Because of the sheer size of the site, completing a species inventory initially proved challenging.
“We applied a sampling approach and counted with the help of our employees,” explained Senior Sustainability and Innovation Manager Ronia Oisiovici. “We are a chemical company, so we were surprised that one of our colleagues was a biologist. He helped us a lot with the identification of the species.” By relying on the knowledge of colleagues, the team was able to catalogue 83 species of birds, mammals, fish, amphibians and reptiles, including several endangered species like the maned wolf and mountain lion.
But habitat and species conservation are not the only areas of focus at Paulínia — community involvement and education are also key components. Started in 1995, the Open Doors project provides opportunities for over 1,200 students, employees and community members per year to learn about conservation, sustainability and the native species that live around them. Through tours of the industrial plant and the surrounding habitats, Open Doors participants learn about the biochemical work done at the plant as well as the wildlife that inhabit the area – with capybara sightings often a spontaneous part of the tour.

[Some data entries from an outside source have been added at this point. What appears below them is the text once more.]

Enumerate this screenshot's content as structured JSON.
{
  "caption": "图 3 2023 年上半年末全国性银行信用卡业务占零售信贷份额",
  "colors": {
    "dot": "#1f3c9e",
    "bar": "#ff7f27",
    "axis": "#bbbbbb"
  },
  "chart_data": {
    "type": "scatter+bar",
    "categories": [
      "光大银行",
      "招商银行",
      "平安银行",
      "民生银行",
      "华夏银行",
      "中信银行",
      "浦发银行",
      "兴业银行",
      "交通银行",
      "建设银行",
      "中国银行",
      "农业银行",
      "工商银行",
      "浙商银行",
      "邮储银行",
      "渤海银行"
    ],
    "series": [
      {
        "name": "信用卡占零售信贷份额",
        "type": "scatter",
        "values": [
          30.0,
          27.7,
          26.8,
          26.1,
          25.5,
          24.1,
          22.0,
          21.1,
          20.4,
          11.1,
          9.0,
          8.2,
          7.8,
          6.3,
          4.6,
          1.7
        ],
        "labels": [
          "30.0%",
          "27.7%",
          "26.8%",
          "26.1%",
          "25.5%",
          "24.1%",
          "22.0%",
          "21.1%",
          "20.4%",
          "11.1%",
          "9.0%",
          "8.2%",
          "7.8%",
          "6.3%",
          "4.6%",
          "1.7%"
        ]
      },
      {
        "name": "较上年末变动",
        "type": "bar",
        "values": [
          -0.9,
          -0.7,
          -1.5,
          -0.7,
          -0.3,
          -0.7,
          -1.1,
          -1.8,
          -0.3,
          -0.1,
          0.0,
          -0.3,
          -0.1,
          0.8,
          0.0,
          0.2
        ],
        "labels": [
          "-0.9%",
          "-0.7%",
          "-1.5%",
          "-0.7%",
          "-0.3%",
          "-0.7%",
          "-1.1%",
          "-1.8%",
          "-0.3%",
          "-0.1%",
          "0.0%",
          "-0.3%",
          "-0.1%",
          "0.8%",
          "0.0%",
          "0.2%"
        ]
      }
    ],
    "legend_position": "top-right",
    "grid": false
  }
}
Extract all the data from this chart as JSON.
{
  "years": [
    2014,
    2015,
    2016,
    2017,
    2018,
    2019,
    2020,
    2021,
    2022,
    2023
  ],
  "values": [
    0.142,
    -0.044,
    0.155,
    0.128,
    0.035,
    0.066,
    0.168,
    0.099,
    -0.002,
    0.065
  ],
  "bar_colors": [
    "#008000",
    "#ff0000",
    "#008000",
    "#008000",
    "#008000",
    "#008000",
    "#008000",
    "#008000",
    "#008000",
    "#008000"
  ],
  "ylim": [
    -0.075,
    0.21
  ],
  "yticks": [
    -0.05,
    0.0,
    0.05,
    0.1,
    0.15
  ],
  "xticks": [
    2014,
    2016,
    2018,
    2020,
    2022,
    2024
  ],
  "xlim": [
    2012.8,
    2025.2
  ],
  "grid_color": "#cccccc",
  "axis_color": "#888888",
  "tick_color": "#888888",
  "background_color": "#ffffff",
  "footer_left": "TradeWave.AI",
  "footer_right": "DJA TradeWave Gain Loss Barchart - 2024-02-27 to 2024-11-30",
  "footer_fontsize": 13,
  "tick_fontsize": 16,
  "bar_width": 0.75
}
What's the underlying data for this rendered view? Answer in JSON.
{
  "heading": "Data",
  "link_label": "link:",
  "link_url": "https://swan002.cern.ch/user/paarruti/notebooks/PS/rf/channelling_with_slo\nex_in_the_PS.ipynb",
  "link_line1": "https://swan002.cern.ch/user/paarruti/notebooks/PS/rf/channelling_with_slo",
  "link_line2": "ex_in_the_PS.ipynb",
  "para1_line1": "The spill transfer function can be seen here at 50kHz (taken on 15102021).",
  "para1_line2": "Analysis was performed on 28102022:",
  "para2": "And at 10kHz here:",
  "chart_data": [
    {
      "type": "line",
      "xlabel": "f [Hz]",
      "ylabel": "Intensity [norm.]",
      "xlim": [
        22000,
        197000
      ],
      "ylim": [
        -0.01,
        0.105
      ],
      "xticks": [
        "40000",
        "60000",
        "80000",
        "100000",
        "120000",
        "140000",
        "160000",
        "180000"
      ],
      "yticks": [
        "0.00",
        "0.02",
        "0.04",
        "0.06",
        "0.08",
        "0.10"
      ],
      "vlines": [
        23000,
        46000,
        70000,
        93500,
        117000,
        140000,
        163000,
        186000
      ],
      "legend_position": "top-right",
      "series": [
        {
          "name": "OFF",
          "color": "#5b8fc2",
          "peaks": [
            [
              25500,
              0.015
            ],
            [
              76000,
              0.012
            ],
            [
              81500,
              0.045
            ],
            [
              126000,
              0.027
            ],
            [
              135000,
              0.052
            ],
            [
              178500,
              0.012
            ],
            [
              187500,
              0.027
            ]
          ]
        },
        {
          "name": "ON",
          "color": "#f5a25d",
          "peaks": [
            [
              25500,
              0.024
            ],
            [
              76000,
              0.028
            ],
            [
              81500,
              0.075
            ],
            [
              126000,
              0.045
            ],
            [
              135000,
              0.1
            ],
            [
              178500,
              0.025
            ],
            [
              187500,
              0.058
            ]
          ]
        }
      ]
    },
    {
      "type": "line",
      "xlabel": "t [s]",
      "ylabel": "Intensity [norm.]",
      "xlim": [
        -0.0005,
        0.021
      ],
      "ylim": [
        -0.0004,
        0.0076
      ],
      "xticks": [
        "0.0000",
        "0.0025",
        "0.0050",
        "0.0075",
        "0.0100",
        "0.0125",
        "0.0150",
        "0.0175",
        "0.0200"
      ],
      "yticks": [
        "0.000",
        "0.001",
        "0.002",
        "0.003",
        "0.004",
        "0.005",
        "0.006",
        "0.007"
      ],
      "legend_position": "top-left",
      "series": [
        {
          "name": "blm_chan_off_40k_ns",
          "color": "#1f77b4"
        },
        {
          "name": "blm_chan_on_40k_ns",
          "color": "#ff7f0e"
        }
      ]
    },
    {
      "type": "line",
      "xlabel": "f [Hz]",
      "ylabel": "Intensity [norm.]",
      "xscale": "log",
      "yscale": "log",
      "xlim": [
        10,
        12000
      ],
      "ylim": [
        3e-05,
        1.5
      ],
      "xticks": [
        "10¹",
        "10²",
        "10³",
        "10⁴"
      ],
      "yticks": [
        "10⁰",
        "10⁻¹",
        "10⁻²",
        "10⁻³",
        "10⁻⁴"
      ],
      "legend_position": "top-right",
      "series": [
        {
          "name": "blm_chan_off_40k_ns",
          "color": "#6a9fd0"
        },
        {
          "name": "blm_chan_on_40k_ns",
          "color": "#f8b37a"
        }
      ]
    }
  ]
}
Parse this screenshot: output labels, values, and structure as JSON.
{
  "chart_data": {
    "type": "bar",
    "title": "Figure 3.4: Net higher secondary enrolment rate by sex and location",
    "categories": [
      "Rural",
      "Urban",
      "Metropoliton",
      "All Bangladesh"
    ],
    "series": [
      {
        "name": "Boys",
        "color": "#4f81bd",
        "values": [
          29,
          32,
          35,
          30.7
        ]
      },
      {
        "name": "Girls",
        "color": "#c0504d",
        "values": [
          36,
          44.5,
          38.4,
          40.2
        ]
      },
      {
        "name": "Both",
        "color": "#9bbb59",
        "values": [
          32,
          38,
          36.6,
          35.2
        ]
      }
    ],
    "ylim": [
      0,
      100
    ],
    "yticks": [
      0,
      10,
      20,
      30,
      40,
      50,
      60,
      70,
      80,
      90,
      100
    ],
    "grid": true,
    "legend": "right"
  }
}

In addition to the lectures and tours, Paulínia staff hold an Environment Day event each June that aims to educate young people about conservation through fun activities like games, painting and tree plantings.
Students also get involved at the Paulínia site through the Inovar program, a mentorship and training opportunity for students at two nearby public schools. Students work on low-cost projects like waste treatment, disposable menstrual pads, phytoremediation and more under the guidance and supervision of Solvay employees. These connections help students learn not only about sustainability strategies but also about professional practices. In fact, some students who participated in the program have even gone on to intern at Solvay.
While their projects span a variety of habitats and goals, the Solvay Paulínia team sees them as intertwined.
“Having organized all the projects and conservation activities under the umbrella of a well-structured Conservation Program allowed us to understand more about the important interconnection among the projects, to communicate better and to engage more our employees on our conservation journey,” said Oisiovici. “Thinking about big conservation projects is good,” she went on, “but small conservation actions are always very welcomed. The most important thing is to start positively acting for nature conservation. Once you start, you will have the opportunity to learn, to improve and to be able to have a greater conservation impact. This is a journey, not a project.”